DIE ZEIT: Der Finanzspekulant George Soros hat mehrfach beklagt, daß in Rußland ein Banditenkapitalismus blühe - basierend auf dem Diebstahl von Staatskapital. Hat er auch Sie damit gemeint?

WLADIMIR POTANIN: Nein, ich fühle mich davon nicht angesprochen, schließlich ist George Soros unser Geschäftspartner. Ich halte die Bewertung von Soros allerdings für überzogen, auch wenn sie insgesamt der Realität nahekommen mag. Leider haben sich lange Zeit Bankiers und Industrielle untereinander abgesprochen und ihre eigenen Spielregeln aufgestellt. Die amtierende Reformregierung will nun verbindliche Spielregeln für alle schaffen, und wir sind bereit, diese Regeln zu befolgen.

ZEIT: Aber Ihre Bank hat doch unter den alten Spielregeln hervorragend abgeschnitten.

POTANIN: Sicher haben wir aus der Zusammenarbeit mit dem Staat gewonnen. Aber unsere guten Kontakte zu Politikern sind nicht der Grund für unseren Erfolg, sondern das Resultat professioneller Arbeit. Wir haben gute Projekte ausgearbeitet, die für den Staat gewinnbringend waren.

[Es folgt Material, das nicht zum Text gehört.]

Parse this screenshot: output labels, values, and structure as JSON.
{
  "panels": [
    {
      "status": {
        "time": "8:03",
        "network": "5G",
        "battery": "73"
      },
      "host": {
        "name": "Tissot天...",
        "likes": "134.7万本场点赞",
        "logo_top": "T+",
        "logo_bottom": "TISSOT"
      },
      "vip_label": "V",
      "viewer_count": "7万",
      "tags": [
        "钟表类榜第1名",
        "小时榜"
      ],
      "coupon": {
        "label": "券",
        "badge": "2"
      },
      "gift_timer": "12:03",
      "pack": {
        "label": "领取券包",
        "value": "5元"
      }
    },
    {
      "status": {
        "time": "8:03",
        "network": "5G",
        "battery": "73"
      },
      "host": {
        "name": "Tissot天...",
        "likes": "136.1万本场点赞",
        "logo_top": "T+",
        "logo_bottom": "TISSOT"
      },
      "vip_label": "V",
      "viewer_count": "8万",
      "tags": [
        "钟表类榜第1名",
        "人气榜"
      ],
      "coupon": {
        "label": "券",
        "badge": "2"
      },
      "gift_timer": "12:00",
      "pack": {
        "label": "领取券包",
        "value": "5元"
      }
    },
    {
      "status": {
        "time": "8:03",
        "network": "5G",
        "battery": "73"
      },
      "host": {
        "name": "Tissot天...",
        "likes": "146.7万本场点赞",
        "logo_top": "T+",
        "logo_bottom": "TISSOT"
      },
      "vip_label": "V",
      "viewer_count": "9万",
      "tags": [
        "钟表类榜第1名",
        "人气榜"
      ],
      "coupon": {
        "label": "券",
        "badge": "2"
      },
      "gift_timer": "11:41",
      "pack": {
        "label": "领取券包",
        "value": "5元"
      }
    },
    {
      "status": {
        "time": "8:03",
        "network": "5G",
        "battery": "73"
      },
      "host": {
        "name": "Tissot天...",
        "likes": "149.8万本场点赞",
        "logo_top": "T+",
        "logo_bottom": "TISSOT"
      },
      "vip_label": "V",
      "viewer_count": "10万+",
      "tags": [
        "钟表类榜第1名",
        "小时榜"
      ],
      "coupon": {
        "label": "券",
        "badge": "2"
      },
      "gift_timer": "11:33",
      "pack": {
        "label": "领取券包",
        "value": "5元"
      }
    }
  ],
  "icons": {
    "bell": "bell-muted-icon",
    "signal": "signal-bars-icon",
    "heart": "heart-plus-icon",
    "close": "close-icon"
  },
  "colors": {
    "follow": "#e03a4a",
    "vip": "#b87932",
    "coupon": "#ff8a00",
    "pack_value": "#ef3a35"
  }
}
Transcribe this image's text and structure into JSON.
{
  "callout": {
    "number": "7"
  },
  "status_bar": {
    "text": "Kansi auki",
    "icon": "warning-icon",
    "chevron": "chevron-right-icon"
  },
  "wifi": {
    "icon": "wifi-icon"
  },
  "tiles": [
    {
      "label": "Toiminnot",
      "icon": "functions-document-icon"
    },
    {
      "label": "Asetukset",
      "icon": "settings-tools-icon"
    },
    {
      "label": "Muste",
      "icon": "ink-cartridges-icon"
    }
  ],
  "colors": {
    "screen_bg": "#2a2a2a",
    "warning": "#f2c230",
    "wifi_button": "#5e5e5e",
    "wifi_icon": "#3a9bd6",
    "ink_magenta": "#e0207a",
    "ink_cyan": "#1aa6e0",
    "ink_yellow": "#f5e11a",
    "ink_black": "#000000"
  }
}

ZEIT: Für den Staat oder für einzelne Politiker?

POTANIN: Wir haben als Bank immer unsere Aufgaben gegenüber dem Staat erfüllt. Die Zentralbank hat uns noch kürzlich bestätigt, daß wir in den vier vergangenen Jahren nicht ein einziges Mal die Zahlung von Budgetgeldern, die über unsere Konten liefen, aufgehalten haben. Wir sind nicht schuld, wenn Bergarbeiter ihren Lohn nicht pünktlich erhalten. Ich bin sicher, daß die Zentralbank anderen Banken einen solchen Freibrief nicht ausstellen wird.

ZEIT: Das klingt ja so, als basiere Ihr Erfolg einzig auf professioneller Arbeit und guten Konzepten. Noch vor kurzem aber feuerte Präsident Boris Jelzin drei enge Verbündete des Ersten Vizepremiers Anatolij Tschubajs, weil Ihre Tochterfirma den Politikern 450 000 US-Dollar Vorschuß für ein Buch über die Geschichte der russischen Privatisierung gezahlt hatte. Wofür haben Sie sich denn da bedankt?